Mein Vater fand es nicht leicht, Gutsbesitzer zu sein. Der beste seiner Pächter zahlte unpünktlich, andre blieben mit beträchtlichen Summen im Rückstand, und wieder andre zahlten gar nicht. „Was ist da zu machen?“ pflegte mein Vater zu sagen. „Wenn man keinen andern Pächter bekommen kann, so thut man am besten, den gegenwärtigen zu behalten. Er ritzt doch die Erdoberfläche ein bisschen auf, rodet das Unkraut aus und hält die Hecken in stand; er ist ein unbezahlter Verwalter, und für das, was sein Pachtgut wert sein mag, hat man wenigstens die Jagd auf demselben.“
Zeitweise wurde die Klemme noch drückender, als sie gewöhnlich war. Fleisch und Gemüse bezogen wir aus unsern eignen Hilfsquellen, aber Kohlen, Materialwaren und Kleider mussten bezahlt werden, und da man eine Rechnung von zwanzig Pfund nicht mit einer Fünfpfundnote ausgleichen kann, so musste das Einkommen meiner Mutter schon im voraus angegriffen werden, was ein sehr umständliches und kostspieliges Verfahren war, da ihre Vermögensverwalter sich nie damit einverstanden erklären wollten. So plagten wir uns in recht armseliger Weise weiter und lebten von der Hand in den Mund, ohne grosse Hoffnungen auf die Zukunft zu setzen. Niemand ist so unglücklich wie ein bedürftiger Gutsbesitzer, und niemand so arm wie ein armer Edelmann, der standesgemäss leben muss.
Im Alter von zwanzig Jahren hatte ich meinen vollen Teil an solchen Erlebnissen und Abenteuern gehabt, wie Essex sie eben zu bieten vermag. Ich war auf Messen und Jahrmärkten gewesen, hatte Steeplechase-Rennen mitgeritten, mich in persönliche Verwickelungen mit Wilddieben und Zigeunern gebracht und selbstverständlich bis über die Ohren in die einzige Erbin in der Nachbarschaft verliebt, nicht weil sie eine Erbin war, sondern weil sie zufällig auch ein hübsches Aeussere besass, welch letztere Ansicht, wie auch die Zuneigung selbst, auf Gegenseitigkeit beruhte.
Dieses Liebesabenteuer war der erste Wendepunkt in meinem Leben. Natürlich schrieben wir uns auch Briefe — etwa zwei am Tage oder, falls wir uns nicht trafen, vier oder auch mehr. Es lag in der Natur der Dinge, dass diese Briefe aufgefangen wurden; sie waren sehr einfältig, aber sehr ernst gemeint.

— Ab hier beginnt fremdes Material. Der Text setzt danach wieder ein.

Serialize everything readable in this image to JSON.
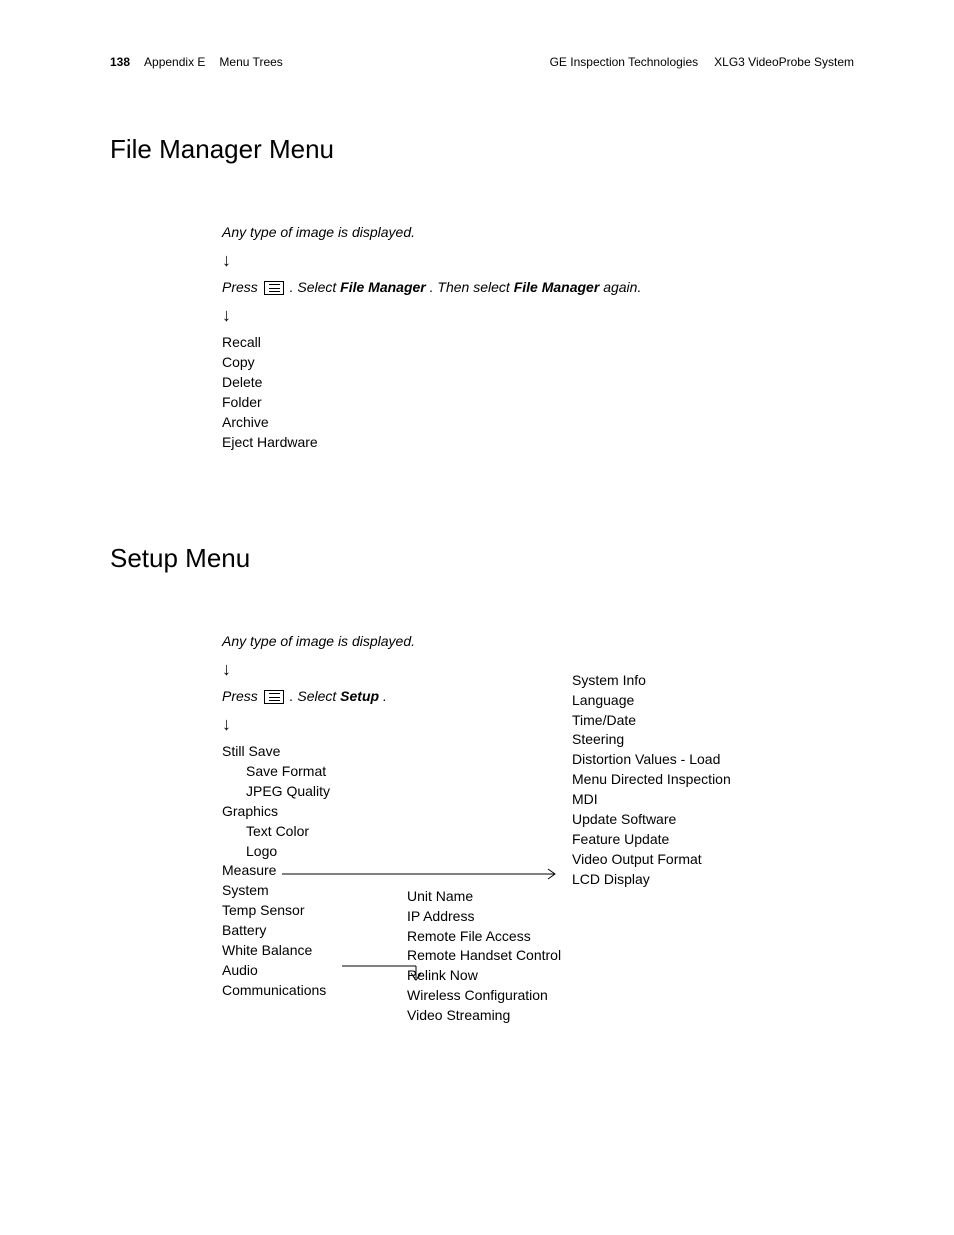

Das Ergebnis ihrer Entdeckung war, dass Isabella Vivian in eine Pension auf der Insel Wight geschafft und ich nach London geschickt wurde, um mich zur Advokatur vorzubereiten.
Zur Advokatur vorbereiten hiess: ich sollte auf dem Büreau eines Advokaten arbeiten, zu dem ich nie ging; ich wohnte in einem Kosthaus in Bayswater und durch mein Billardspiel versorgte ich mich mit Taschengeld; ich stand mit jedem Omnibuskutscher in jener Gegend auf vertrautem Fuss, und ich glaube, ich kann mit gutem Gewissen versichern, dass ich bei keinem Vorstadtrennen gefehlt habe. In dieser Weise suchte ich mir die Fähigkeit zu erwerben, meine Nebenmenschen zu verteidigen, wenn sie auf Tod und Leben angeklagt wurden, und Berufungen in betreff erblicher Titel und unermesslicher Landgüter vor das Oberhaus zu bringen.

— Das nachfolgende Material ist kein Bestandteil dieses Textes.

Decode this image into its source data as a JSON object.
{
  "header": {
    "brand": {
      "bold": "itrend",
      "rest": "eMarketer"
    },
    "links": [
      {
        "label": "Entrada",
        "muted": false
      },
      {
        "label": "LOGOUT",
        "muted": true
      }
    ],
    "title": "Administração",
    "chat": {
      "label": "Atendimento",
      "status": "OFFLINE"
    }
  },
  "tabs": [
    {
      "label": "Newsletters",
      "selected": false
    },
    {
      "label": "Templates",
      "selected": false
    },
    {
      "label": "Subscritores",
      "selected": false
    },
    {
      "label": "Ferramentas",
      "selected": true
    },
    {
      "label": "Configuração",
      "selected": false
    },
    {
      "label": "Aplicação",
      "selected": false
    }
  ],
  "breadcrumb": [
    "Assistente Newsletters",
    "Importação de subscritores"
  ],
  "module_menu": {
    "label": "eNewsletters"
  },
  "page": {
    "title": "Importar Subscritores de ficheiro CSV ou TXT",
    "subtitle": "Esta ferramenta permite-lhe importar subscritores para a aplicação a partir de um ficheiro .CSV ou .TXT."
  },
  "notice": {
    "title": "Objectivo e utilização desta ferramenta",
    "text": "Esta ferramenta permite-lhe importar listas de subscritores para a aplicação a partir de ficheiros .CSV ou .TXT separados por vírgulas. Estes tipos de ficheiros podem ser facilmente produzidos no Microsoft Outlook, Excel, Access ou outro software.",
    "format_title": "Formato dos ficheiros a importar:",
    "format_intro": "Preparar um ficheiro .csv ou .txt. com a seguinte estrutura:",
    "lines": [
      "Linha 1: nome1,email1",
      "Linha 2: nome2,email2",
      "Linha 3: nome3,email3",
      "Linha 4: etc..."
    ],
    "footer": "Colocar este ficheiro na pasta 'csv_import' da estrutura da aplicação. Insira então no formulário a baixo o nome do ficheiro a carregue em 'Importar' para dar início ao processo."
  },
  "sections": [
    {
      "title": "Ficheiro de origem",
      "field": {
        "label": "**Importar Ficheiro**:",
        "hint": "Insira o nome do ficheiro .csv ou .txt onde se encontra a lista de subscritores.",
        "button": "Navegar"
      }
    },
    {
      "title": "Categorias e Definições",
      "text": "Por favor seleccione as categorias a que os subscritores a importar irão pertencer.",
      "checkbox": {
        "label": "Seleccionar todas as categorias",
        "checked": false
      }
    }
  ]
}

Doch will ich mir andrerseits auch wieder Gerechtigkeit widerfahren lassen. Auf Ehre, ich glaube nicht, dass ich irgend einem Laster fröhnte. Ich trank nicht mehr, als ich vertragen konnte; ich pumpte nie etwas, das ich nicht pünktlich zurückzuzahlen vermochte; ich wettete nie über eine mir zweifellos bekannte Thatsache; ich beschimpfte nie einen Schwächeren und behandelte alle Frauen mit Ehrerbietung. Davon abgesehen war ich ein so fauler Taugenichts wie irgend ein Bummler in der Stadt.

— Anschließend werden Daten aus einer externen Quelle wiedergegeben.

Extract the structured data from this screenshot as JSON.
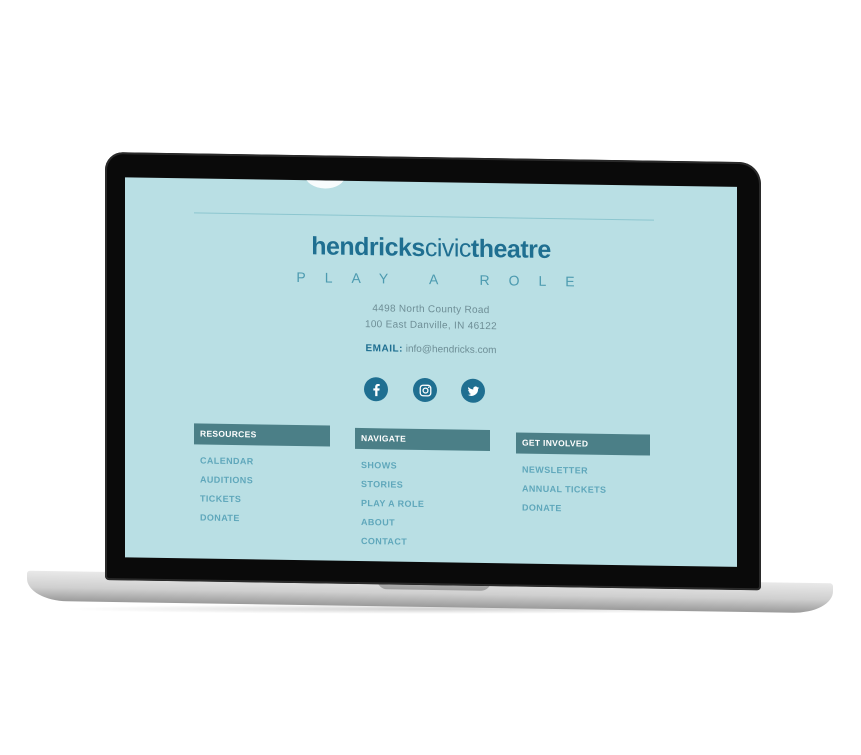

Das Kosthaus, an dessen sämtlichen Gerechtsamen, den Zutritt zum Billardzimmer und die Benutzung des Pianos miteingeschlossen, ich um den bescheidenen Preis von dreissig Schilling die Woche teilnehmen durfte, lag in dem halbaristokratischen Bezirk Bayswater, das hochmütig auf Paddington herabsieht, während es selbst von South Kensington über die Schulter angeblickt wird. Es gehörte einer Witwe, die einstens hübsch gewesen sein mochte, jetzt aber abgehetzt und überarbeitet aussah und nie müde wurde, über ihre gegenwärtigen und vergangenen Kümmernisse zu klagen.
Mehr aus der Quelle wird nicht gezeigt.